Loading Textual KG Files in Python

You can load processed textual knowledge graph files using the SimKGCDataLoader:

from text_kgc_data.tkg_io import load_tkg_from_files

entity_id2name_source_path = "path/to/entity_id2name.json"  # Dict[str, str]
entity_id2description_source_path = "path/to/entity_id2description.json" # Dict[str, str]
relation_id2name_source_path = "path/to/relation_id2name.json" # Dict[str, str]

textual_kg = load_tkg_from_files(
    entity_id2name_source_path,
    entity_id2description_source_path,
    relation_id2name_source_path,
)

Saving KG to Files

You can save a TextualKG object to disk using the save_tkg_to_files function. This will export the entity and relation mappings to JSON files for later use.

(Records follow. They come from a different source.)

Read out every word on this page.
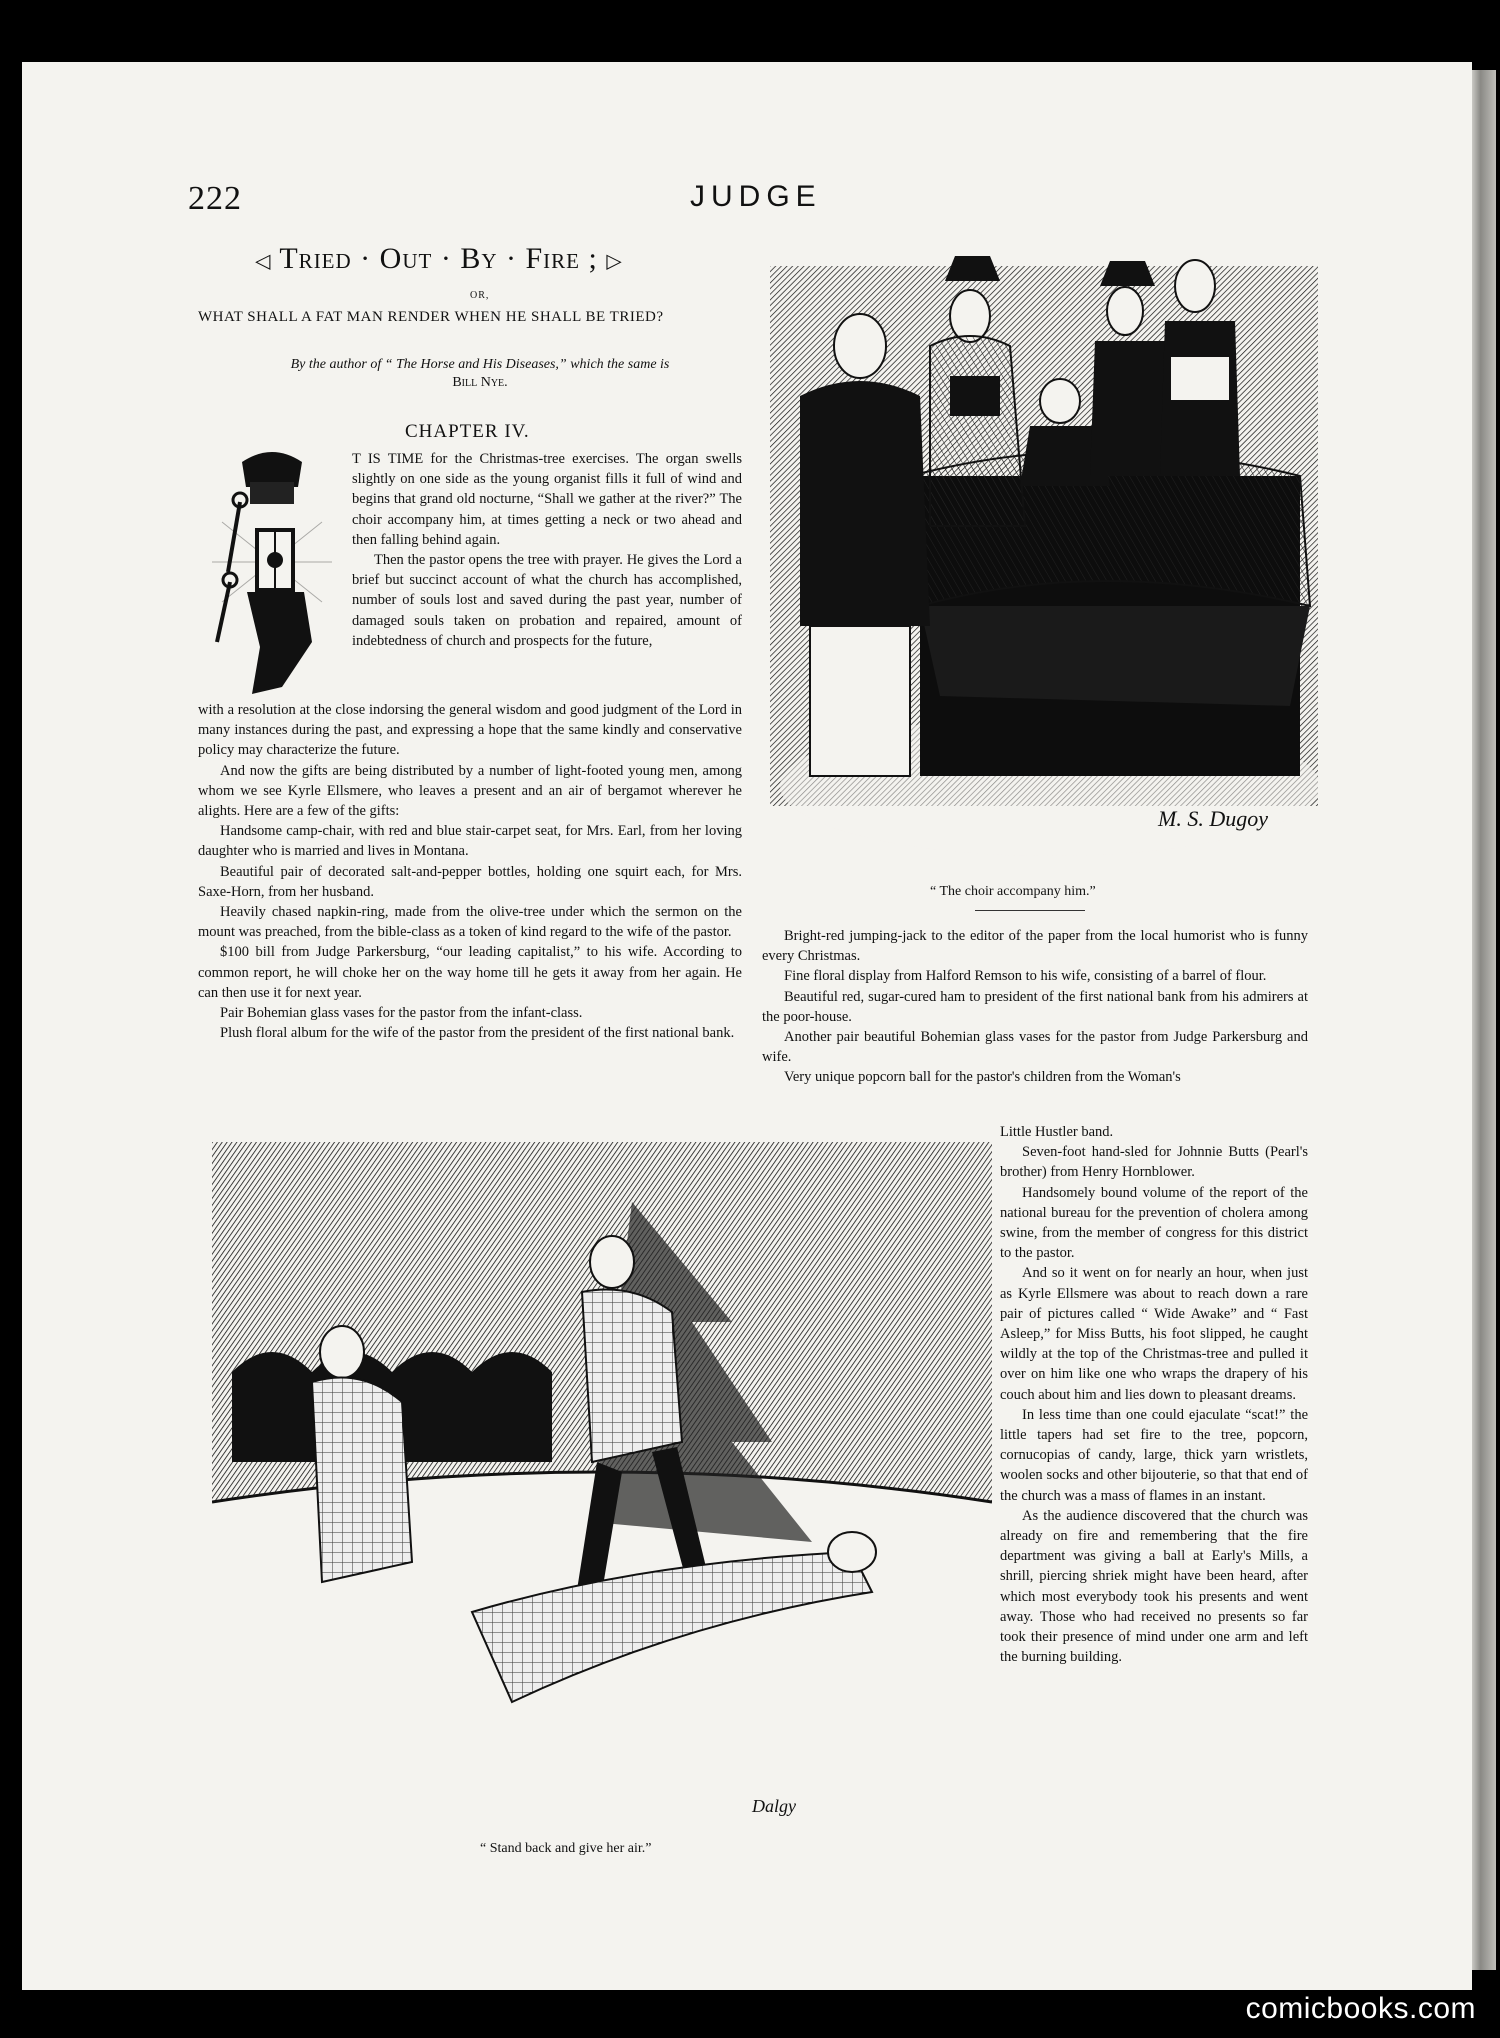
222	JUDGE
◁ Tried · Out · By · Fire ; ▷
OR,
WHAT SHALL A FAT MAN RENDER WHEN HE SHALL BE TRIED?
By the author of “ The Horse and His Diseases,” which the same is
Bill Nye.
CHAPTER IV.

T IS TIME for the Christmas-tree exercises. The organ swells slightly on one side as the young organist fills it full of wind and begins that grand old nocturne, “Shall we gather at the river?” The choir accompany him, at times getting a neck or two ahead and then falling behind again.

Then the pastor opens the tree with prayer. He gives the Lord a brief but succinct account of what the church has accomplished, number of souls lost and saved during the past year, number of damaged souls taken on probation and repaired, amount of indebtedness of church and prospects for the future,

with a resolution at the close indorsing the general wisdom and good judgment of the Lord in many instances during the past, and expressing a hope that the same kindly and conservative policy may characterize the future.

And now the gifts are being distributed by a number of light-footed young men, among whom we see Kyrle Ellsmere, who leaves a present and an air of bergamot wherever he alights. Here are a few of the gifts:

Handsome camp-chair, with red and blue stair-carpet seat, for Mrs. Earl, from her loving daughter who is married and lives in Montana.

Beautiful pair of decorated salt-and-pepper bottles, holding one squirt each, for Mrs. Saxe-Horn, from her husband.

Heavily chased napkin-ring, made from the olive-tree under which the sermon on the mount was preached, from the bible-class as a token of kind regard to the wife of the pastor.

$100 bill from Judge Parkersburg, “our leading capitalist,” to his wife. According to common report, he will choke her on the way home till he gets it away from her again. He can then use it for next year.

Pair Bohemian glass vases for the pastor from the infant-class.

Plush floral album for the wife of the pastor from the president of the first national bank.

M. S. Dugoy
“ The choir accompany him.”

Bright-red jumping-jack to the editor of the paper from the local humorist who is funny every Christmas.

Fine floral display from Halford Remson to his wife, consisting of a barrel of flour.

Beautiful red, sugar-cured ham to president of the first national bank from his admirers at the poor-house.

Another pair beautiful Bohemian glass vases for the pastor from Judge Parkersburg and wife.

Very unique popcorn ball for the pastor's children from the Woman's

Dalgy
“ Stand back and give her air.”

Little Hustler band.

Seven-foot hand-sled for Johnnie Butts (Pearl's brother) from Henry Hornblower.

Handsomely bound volume of the report of the national bureau for the prevention of cholera among swine, from the member of congress for this district to the pastor.

And so it went on for nearly an hour, when just as Kyrle Ellsmere was about to reach down a rare pair of pictures called “ Wide Awake” and “ Fast Asleep,” for Miss Butts, his foot slipped, he caught wildly at the top of the Christmas-tree and pulled it over on him like one who wraps the drapery of his couch about him and lies down to pleasant dreams.

In less time than one could ejaculate “scat!” the little tapers had set fire to the tree, popcorn, cornucopias of candy, large, thick yarn wristlets, woolen socks and other bijouterie, so that that end of the church was a mass of flames in an instant.

As the audience discovered that the church was already on fire and remembering that the fire department was giving a ball at Early's Mills, a shrill, piercing shriek might have been heard, after which most everybody took his presents and went away. Those who had received no presents so far took their presence of mind under one arm and left the burning building.

comicbooks.com
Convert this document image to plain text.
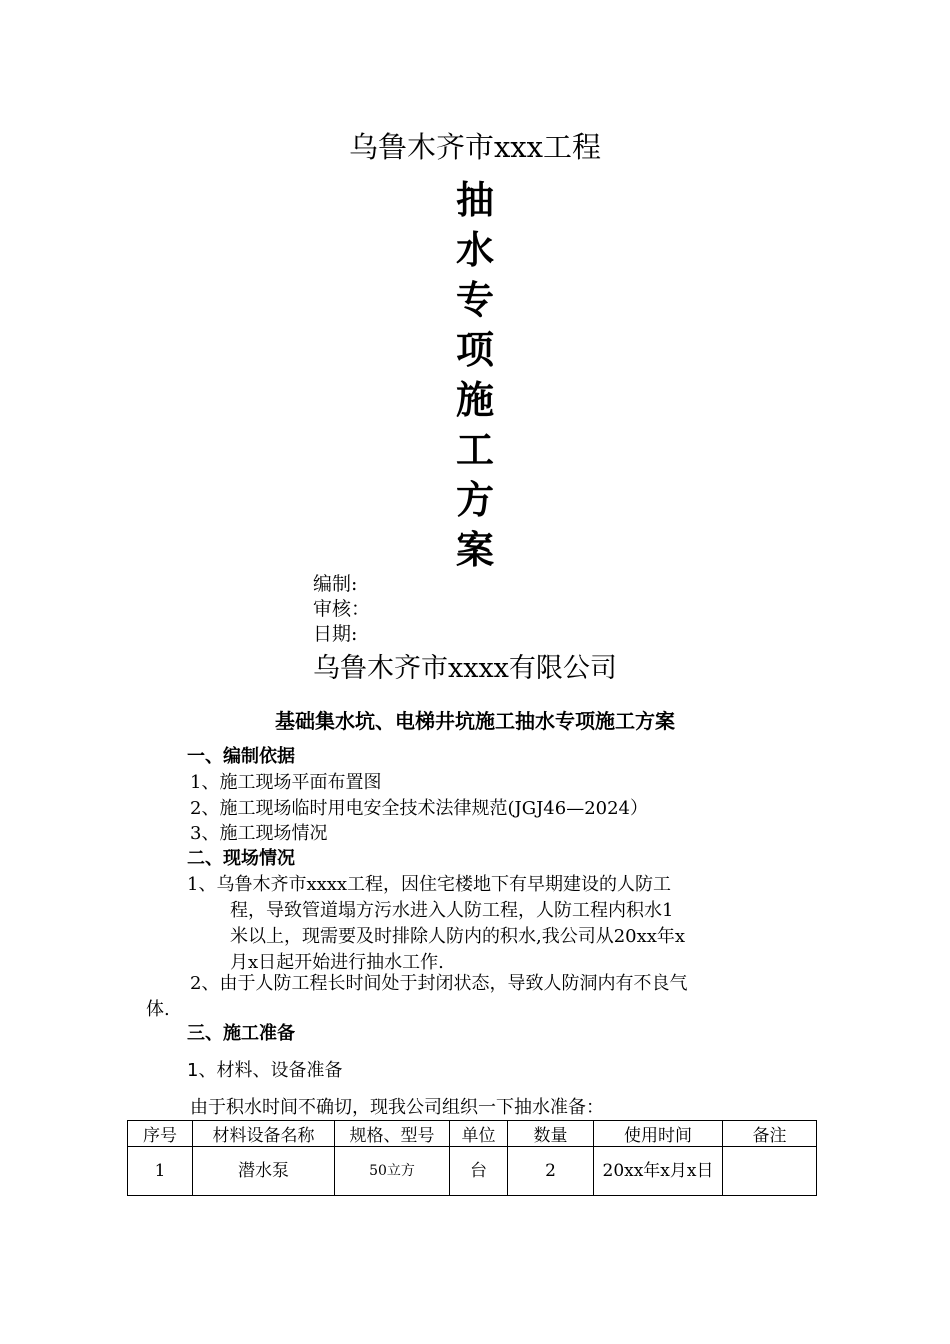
乌鲁木齐市xxx工程
抽
水
专
项
施
工
方
案
编制:
审核：
日期:
乌鲁木齐市xxxx有限公司
基础集水坑、电梯井坑施工抽水专项施工方案
一、编制依据
1、施工现场平面布置图
2、施工现场临时用电安全技术法律规范(JGJ46—2024）
3、施工现场情况
二、现场情况
1、乌鲁木齐市xxxx工程，因住宅楼地下有早期建设的人防工
程，导致管道塌方污水进入人防工程，人防工程内积水1
米以上，现需要及时排除人防内的积水,我公司从20xx年x
月x日起开始进行抽水工作.
2、由于人防工程长时间处于封闭状态，导致人防洞内有不良气
体.
三、施工准备
1、材料、设备准备
由于积水时间不确切，现我公司组织一下抽水准备：
序号	材料设备名称	规格、型号	单位	数量	使用时间	备注
1	潜水泵	50立方	台	2	20xx年x月x日	
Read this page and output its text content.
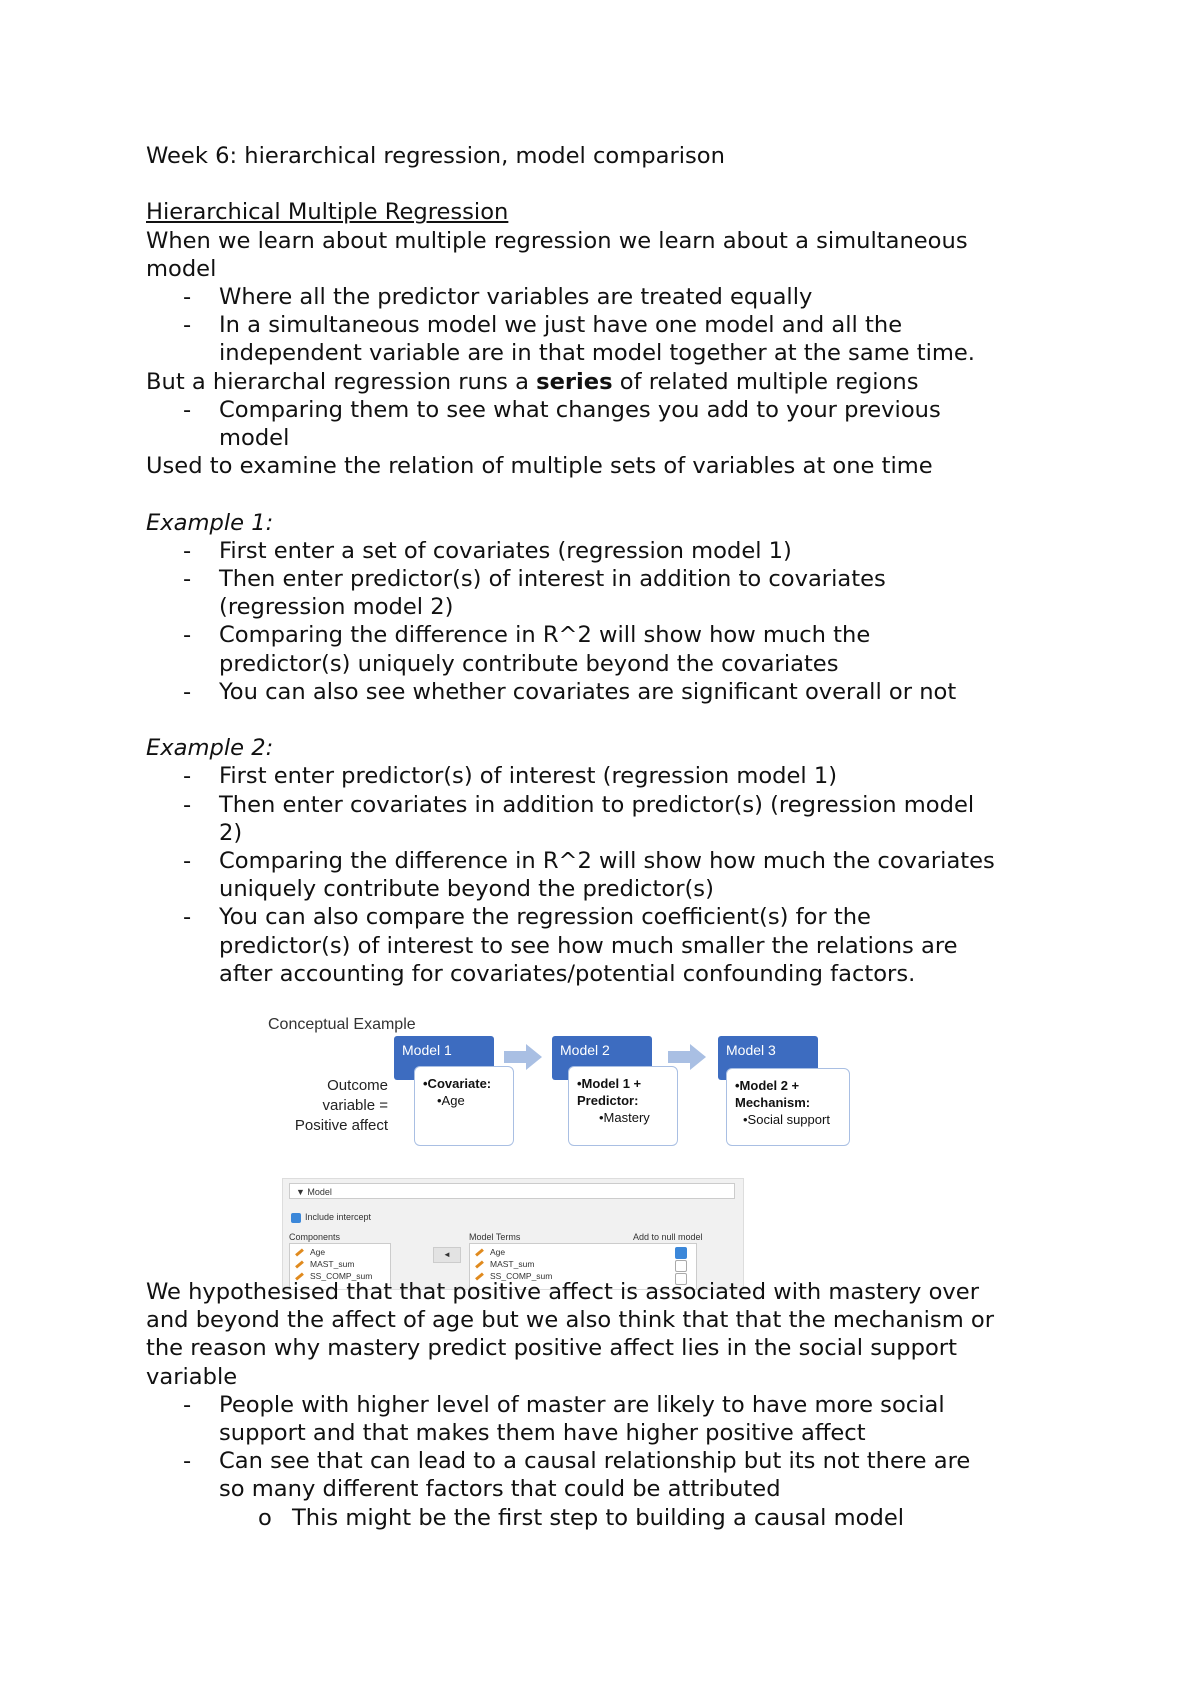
Week 6: hierarchical regression, model comparison
Hierarchical Multiple Regression
When we learn about multiple regression we learn about a simultaneous
model
- Where all the predictor variables are treated equally
- In a simultaneous model we just have one model and all the
independent variable are in that model together at the same time.
But a hierarchal regression runs a series of related multiple regions
- Comparing them to see what changes you add to your previous
model
Used to examine the relation of multiple sets of variables at one time
Example 1:
- First enter a set of covariates (regression model 1)
- Then enter predictor(s) of interest in addition to covariates
(regression model 2)
- Comparing the difference in R^2 will show how much the
predictor(s) uniquely contribute beyond the covariates
- You can also see whether covariates are significant overall or not
Example 2:
- First enter predictor(s) of interest (regression model 1)
- Then enter covariates in addition to predictor(s) (regression model
2)
- Comparing the difference in R^2 will show how much the covariates
uniquely contribute beyond the predictor(s)
- You can also compare the regression coefficient(s) for the
predictor(s) of interest to see how much smaller the relations are
after accounting for covariates/potential confounding factors.
Conceptual Example
Outcome
variable =
Positive affect
Model 1
•Covariate:
•Age
Model 2
•Model 1 +
Predictor:
•Mastery
Model 3
•Model 2 +
Mechanism:
•Social support
▼ Model
Include intercept
Components	Model Terms	Add to null model
Age
MAST_sum
SS_COMP_sum
◄	Age
MAST_sum
SS_COMP_sum
We hypothesised that that positive affect is associated with mastery over
and beyond the affect of age but we also think that that the mechanism or
the reason why mastery predict positive affect lies in the social support
variable
- People with higher level of master are likely to have more social
support and that makes them have higher positive affect
- Can see that can lead to a causal relationship but its not there are
so many different factors that could be attributed
o This might be the first step to building a causal model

from text_kgc_data.tkg_io import save_tkg_to_files
from text_kgc_data.tkg import TextualKG

# Assume `textual_kg` is an instance of TextualKG
save_tkg_to_files(
  textual_kg,
  "path/to/entity_id2name.json",
  "path/to/entity_id2description.json",
  "path/to/relation_id2name.json",
)
  • Make sure the output paths are writable.
  • The saved files can be loaded later using load_tkg_from_files.

Notes

  • All CLI commands support custom input/output paths for flexible workflows.
  • Preprocessing utilities help ensure data consistency and compatibility with downstream models.
  • See the code in cli.py for the latest available commands and options.